The Ottawa River, also known as Ottawa Creek, is a short river, approximately 20 mi long (or about 48 mi if Tenmile Creek, the longest tributary, is included), in northwest Ohio and southeast Michigan in the United States. It drains an area on the Ohio-Michigan border along the eastern and northern fringes of the city of Toledo, goes through Ottawa Hills, and empties directly into Lake Erie. It is one of two rivers in northwestern Ohio that share the same name, along with the Ottawa River that is a tributary of the Auglaize River. The upper 4 mi of the river in Michigan north of Sylvania, Ohio is called North Tenmile Creek on federal maps, while another branch rising in Fulton County, Ohio, is called Tenmile Creek.

North Tenmile Creek rises in extreme southeastern Michigan, southwest of Ottawa Lake, approximately 3 mi north of the Ohio-Michigan state line. The creek flows south across the state line to Sylvania, where it is joined by Tenmile Creek to form the Ottawa River, approximately 5 mi northwest of Toledo. The river then flows southeast into western Toledo, where it turns northeast. For its lower 5 mi it flows along the north side of Toledo roughly parallel to the Maumee River, separated from it by approximately 2 mi. It crosses the Michigan state line for its final 1 mi, entering Little Maumee Bay on Lake Erie.

==Pollutants==
The water quality assessment of the lower section of the Ottawa River found many chemicals in the water with a hazard quotient greater than 1 (from highest to lowest concentration): lead, aluminum, PCBs, manganese, iron, DDT, thallium, selenium, chromium, nickel, cadmium, cyanide, and zinc.

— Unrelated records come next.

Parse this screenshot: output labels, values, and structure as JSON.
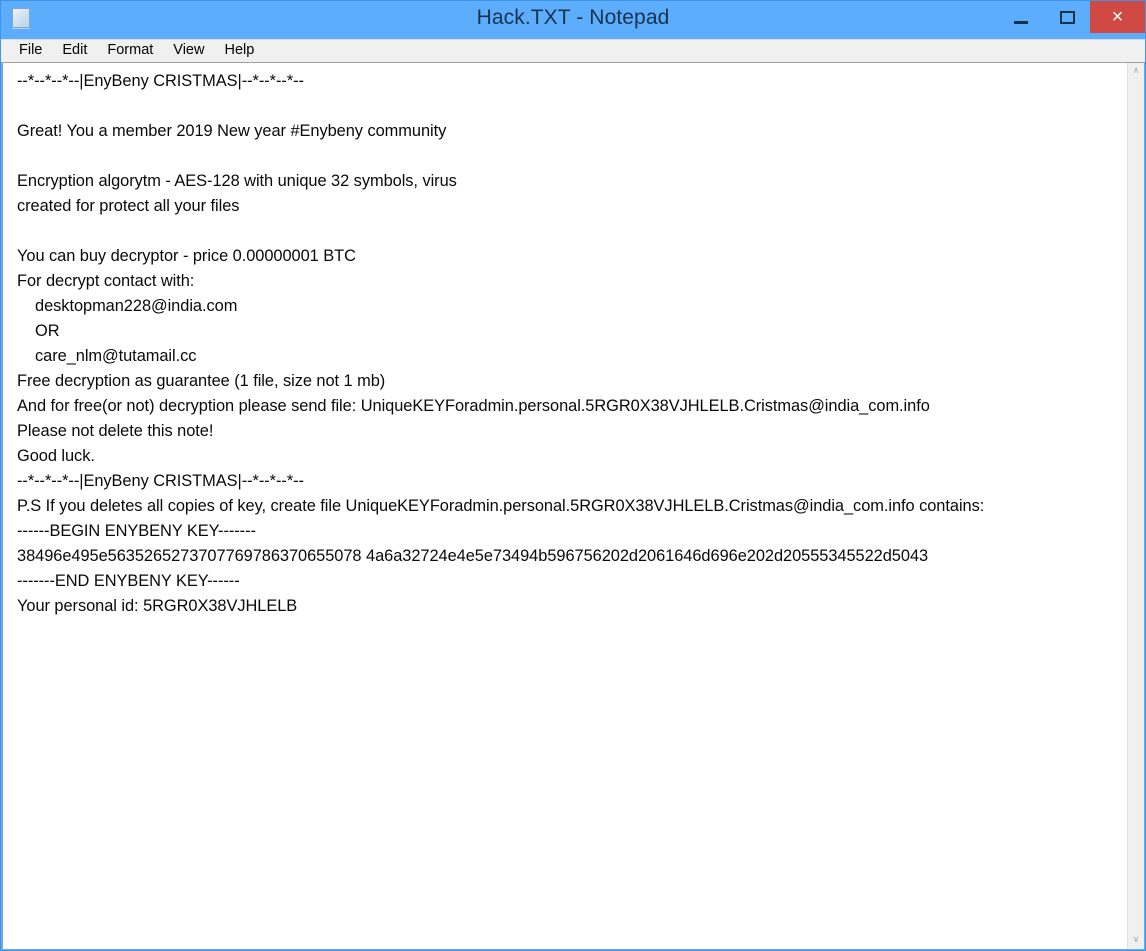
{
  "window": {
    "title": "Hack.TXT - Notepad",
    "app_icon": "notepad-document-icon",
    "titlebar_color": "#5caefc",
    "close_button_color": "#d04a43",
    "controls": {
      "minimize": "minimize-icon",
      "maximize": "maximize-icon",
      "close": "×"
    }
  },
  "menubar": {
    "items": [
      {
        "label": "File"
      },
      {
        "label": "Edit"
      },
      {
        "label": "Format"
      },
      {
        "label": "View"
      },
      {
        "label": "Help"
      }
    ]
  },
  "editor": {
    "content": "--*--*--*--|EnyBeny CRISTMAS|--*--*--*--\n\nGreat! You a member 2019 New year #Enybeny community\n\nEncryption algorytm - AES-128 with unique 32 symbols, virus\ncreated for protect all your files\n\nYou can buy decryptor - price 0.00000001 BTC\nFor decrypt contact with:\n    desktopman228@india.com\n    OR\n    care_nlm@tutamail.cc\nFree decryption as guarantee (1 file, size not 1 mb)\nAnd for free(or not) decryption please send file: UniqueKEYForadmin.personal.5RGR0X38VJHLELB.Cristmas@india_com.info\nPlease not delete this note!\nGood luck.\n--*--*--*--|EnyBeny CRISTMAS|--*--*--*--\nP.S If you deletes all copies of key, create file UniqueKEYForadmin.personal.5RGR0X38VJHLELB.Cristmas@india_com.info contains:\n------BEGIN ENYBENY KEY-------\n38496e495e5635265273707769786370655078 4a6a32724e4e5e73494b596756202d2061646d696e202d20555345522d5043\n-------END ENYBENY KEY------\nYour personal id: 5RGR0X38VJHLELB",
    "lines": [
      "--*--*--*--|EnyBeny CRISTMAS|--*--*--*--",
      "",
      "Great! You a member 2019 New year #Enybeny community",
      "",
      "Encryption algorytm - AES-128 with unique 32 symbols, virus",
      "created for protect all your files",
      "",
      "You can buy decryptor - price 0.00000001 BTC",
      "For decrypt contact with:",
      "    desktopman228@india.com",
      "    OR",
      "    care_nlm@tutamail.cc",
      "Free decryption as guarantee (1 file, size not 1 mb)",
      "And for free(or not) decryption please send file: UniqueKEYForadmin.personal.5RGR0X38VJHLELB.Cristmas@india_com.info",
      "Please not delete this note!",
      "Good luck.",
      "--*--*--*--|EnyBeny CRISTMAS|--*--*--*--",
      "P.S If you deletes all copies of key, create file UniqueKEYForadmin.personal.5RGR0X38VJHLELB.Cristmas@india_com.info contains:",
      "------BEGIN ENYBENY KEY-------",
      "38496e495e56352652737077697863706550784a6a32724e4e5e73494b596756202d2061646d696e202d20555345522d5043",
      "-------END ENYBENY KEY------",
      "Your personal id: 5RGR0X38VJHLELB"
    ],
    "details": {
      "ransom_price": "0.00000001 BTC",
      "encryption_algorithm": "AES-128",
      "contact_email_1": "desktopman228@india.com",
      "contact_email_2": "care_nlm@tutamail.cc",
      "key_filename": "UniqueKEYForadmin.personal.5RGR0X38VJHLELB.Cristmas@india_com.info",
      "personal_id": "5RGR0X38VJHLELB",
      "key_begin_marker": "------BEGIN ENYBENY KEY-------",
      "key_end_marker": "-------END ENYBENY KEY------",
      "key_hex": "38496e495e56352652737077697863706550784a6a32724e4e5e73494b596756202d2061646d696e202d20555345522d5043"
    }
  },
  "scrollbar": {
    "up_arrow": "∧",
    "down_arrow": "∨"
  }
}
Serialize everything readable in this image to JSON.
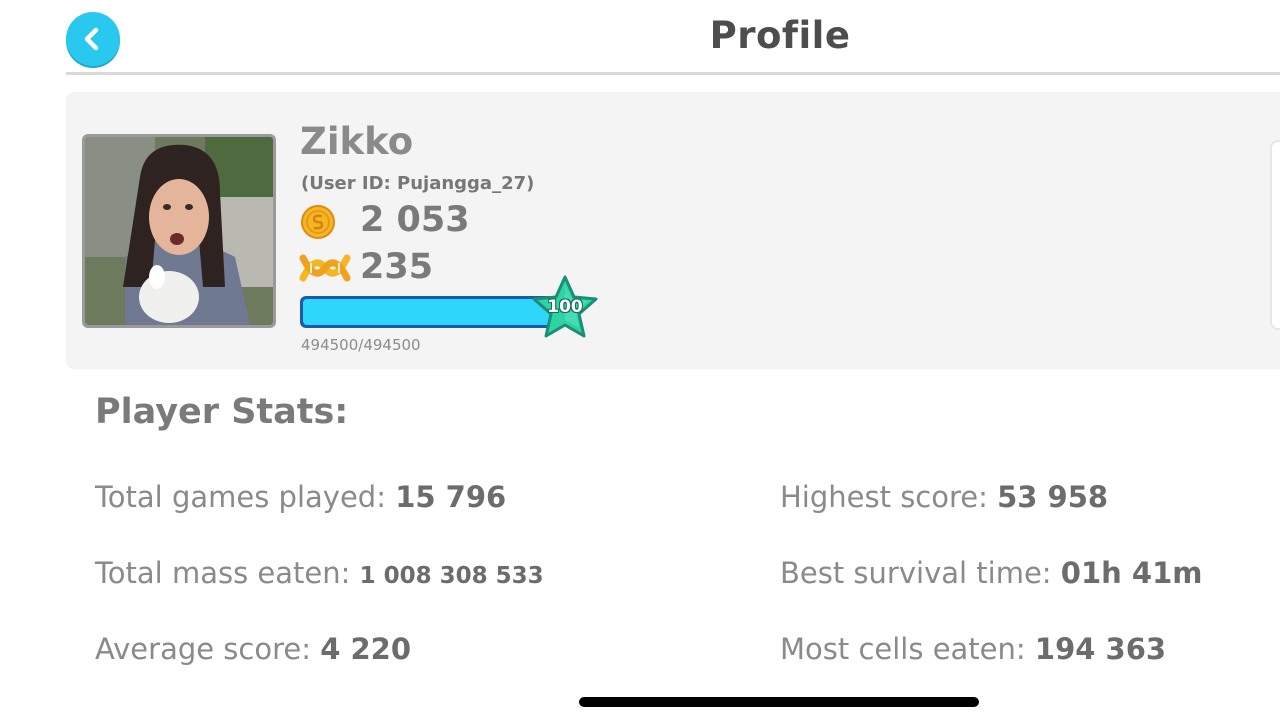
{
  "header": {
    "title": "Profile"
  },
  "profile": {
    "name": "Zikko",
    "user_id": "(User ID: Pujangga_27)",
    "coins": "2 053",
    "dna": "235",
    "level": "100",
    "xp_text": "494500/494500",
    "xp_progress": 1.0
  },
  "stats": {
    "title": "Player Stats:",
    "total_games_label": "Total games played:",
    "total_games_value": "15 796",
    "highest_score_label": "Highest score:",
    "highest_score_value": "53 958",
    "total_mass_label": "Total mass eaten:",
    "total_mass_value": "1 008 308 533",
    "best_survival_label": "Best survival time:",
    "best_survival_value": "01h 41m",
    "average_score_label": "Average score:",
    "average_score_value": "4 220",
    "most_cells_label": "Most cells eaten:",
    "most_cells_value": "194 363"
  },
  "colors": {
    "accent": "#29c8ee",
    "xp_fill": "#2fd6fb",
    "star": "#2ed3a6",
    "coin": "#f5b623"
  },
  "icons": {
    "back": "chevron-left-icon",
    "coin": "coin-icon",
    "dna": "dna-icon",
    "level": "star-icon"
  }
}
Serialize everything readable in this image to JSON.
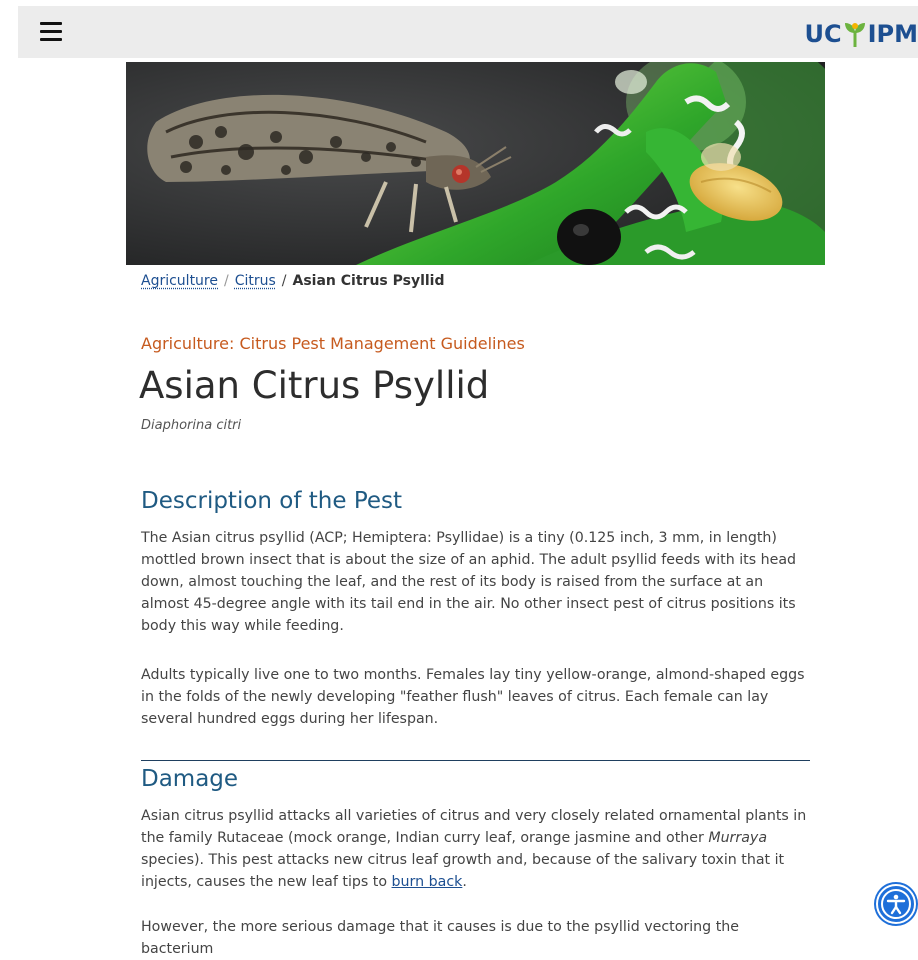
{
  "header": {
    "menu_icon": "hamburger-menu-icon",
    "logo_text_left": "UC",
    "logo_text_right": "IPM",
    "logo_icon": "leaf-sprout-icon",
    "brand_color": "#1d4f91"
  },
  "hero": {
    "alt": "Asian citrus psyllid adult on green citrus stem with nymphs"
  },
  "breadcrumb": {
    "items": [
      "Agriculture",
      "Citrus"
    ],
    "separator": "/",
    "current": "Asian Citrus Psyllid"
  },
  "page": {
    "eyebrow": "Agriculture: Citrus Pest Management Guidelines",
    "title": "Asian Citrus Psyllid",
    "scientific_name": "Diaphorina citri",
    "accent_color": "#c65a1e",
    "heading_color": "#1f5a82"
  },
  "sections": {
    "description": {
      "heading": "Description of the Pest",
      "p1": "The Asian citrus psyllid (ACP; Hemiptera: Psyllidae) is a tiny (0.125 inch, 3 mm, in length) mottled brown insect that is about the size of an aphid. The adult psyllid feeds with its head down, almost touching the leaf, and the rest of its body is raised from the surface at an almost 45-degree angle with its tail end in the air. No other insect pest of citrus positions its body this way while feeding.",
      "p2": "Adults typically live one to two months. Females lay tiny yellow-orange, almond-shaped eggs in the folds of the newly developing \"feather flush\" leaves of citrus. Each female can lay several hundred eggs during her lifespan."
    },
    "damage": {
      "heading": "Damage",
      "p1_a": "Asian citrus psyllid attacks all varieties of citrus and very closely related ornamental plants in the family Rutaceae (mock orange, Indian curry leaf, orange jasmine and other ",
      "p1_italic": "Murraya",
      "p1_b": " species). This pest attacks new citrus leaf growth and, because of the salivary toxin that it injects, causes the new leaf tips to ",
      "p1_link": "burn back",
      "p1_end": ".",
      "p2": "However, the more serious damage that it causes is due to the psyllid vectoring the bacterium"
    }
  },
  "accessibility_button": {
    "icon": "accessibility-person-icon"
  }
}
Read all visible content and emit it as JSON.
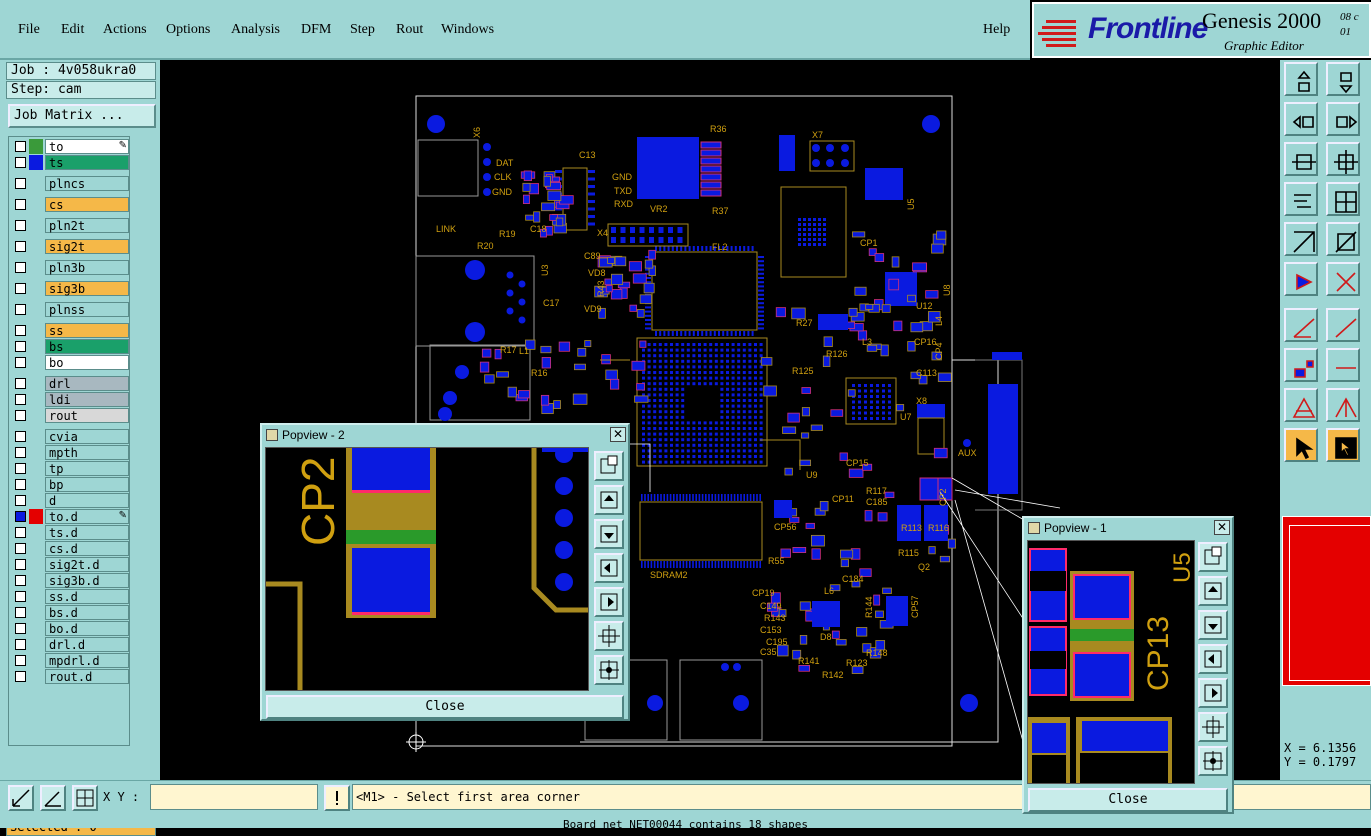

The poor water quality results primarily from the river's form and structure, since it has a slow flow, and, secondly, from urban runoff and discharge from landfills and sewers. The City of Toledo has made it a priority to clean up the river. It has taken action to clear landfills and tributaries.

==Dam removal==
In 2001, the U.S. Fish and Wildlife Service proposed the removal of a long-standing dam in the Ottawa Hills stretch of the river to return the waterway to its natural flow and promote fish migration. It was also mentioned that the dam was a liability for the village. One dam was removed in 2007 and another in 2020.